Water your purple plant constantly so that the soil never dries up; It should always be damp, but never soggy or runny. Also, be sure to water the entire plant; It is important to water not only the ground and the base of the plant but also from above so that the leaves and jars of the plant are also moistened.

Temperature and humidity

Purple vases work best in moderate to warm temperatures ranging from 55 degrees Fahrenheit to 95 degrees Fahrenheit. Also, tar plants love humidity. If your outdoor summer environment doesn't provide enough, consider spraying the plant regularly to make sure it stays moist enough.


Although not necessary, pitchers can benefit from two or three applications of a slow-release fertilizer per year; more than that, you risk damaging the plant. Look for a fertilizer mix formulated for bromeliads or orchids.

Common Pests/Diseases

The pests that most commonly cause problems for carnivorous plants are aphids, thrips, and mealybugs. You can spy on actual insects on plants, or you may simply notice signs of their presence, including a sticky sap-like substance on the stem or leaves, chewed leaves, or cotton on parts of the plant.

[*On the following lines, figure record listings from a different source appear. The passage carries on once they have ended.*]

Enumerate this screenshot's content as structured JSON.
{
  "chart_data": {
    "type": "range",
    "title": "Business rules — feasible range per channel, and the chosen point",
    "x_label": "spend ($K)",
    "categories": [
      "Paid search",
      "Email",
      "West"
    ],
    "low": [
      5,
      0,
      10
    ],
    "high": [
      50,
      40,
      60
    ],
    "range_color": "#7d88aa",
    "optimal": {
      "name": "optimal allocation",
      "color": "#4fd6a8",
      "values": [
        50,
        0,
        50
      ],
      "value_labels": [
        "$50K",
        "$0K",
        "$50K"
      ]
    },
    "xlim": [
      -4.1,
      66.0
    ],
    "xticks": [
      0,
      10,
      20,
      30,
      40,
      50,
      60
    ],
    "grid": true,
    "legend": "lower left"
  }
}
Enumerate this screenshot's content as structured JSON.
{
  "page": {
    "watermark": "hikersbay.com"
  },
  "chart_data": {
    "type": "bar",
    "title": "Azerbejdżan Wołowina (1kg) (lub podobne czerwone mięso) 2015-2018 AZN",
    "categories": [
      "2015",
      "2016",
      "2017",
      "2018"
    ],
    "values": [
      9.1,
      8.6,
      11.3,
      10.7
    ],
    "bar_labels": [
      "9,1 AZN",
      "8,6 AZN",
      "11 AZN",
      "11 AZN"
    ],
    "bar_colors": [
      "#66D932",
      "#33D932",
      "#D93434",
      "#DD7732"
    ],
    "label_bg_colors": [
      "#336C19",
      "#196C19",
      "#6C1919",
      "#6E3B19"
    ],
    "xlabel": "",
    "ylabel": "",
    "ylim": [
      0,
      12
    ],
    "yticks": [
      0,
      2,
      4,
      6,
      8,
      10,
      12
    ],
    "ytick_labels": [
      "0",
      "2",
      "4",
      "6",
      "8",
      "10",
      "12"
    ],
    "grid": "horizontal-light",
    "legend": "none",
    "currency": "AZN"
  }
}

If you notice any signs of infestation, don't wait to act; just because the plant is carnivorous does not mean that it can protect itself against an infestation. Treat your plant with a mild insecticide or a horticultural oil such as neem oil.

In addition to various pests, jars can be susceptible to fungal diseases, especially considering the wet and swampy places they are normally found. Signs of a fungal infection include black or white soot anywhere on the plant. If you notice a problem, you can treat it with caution with a sulfur-based fungicide.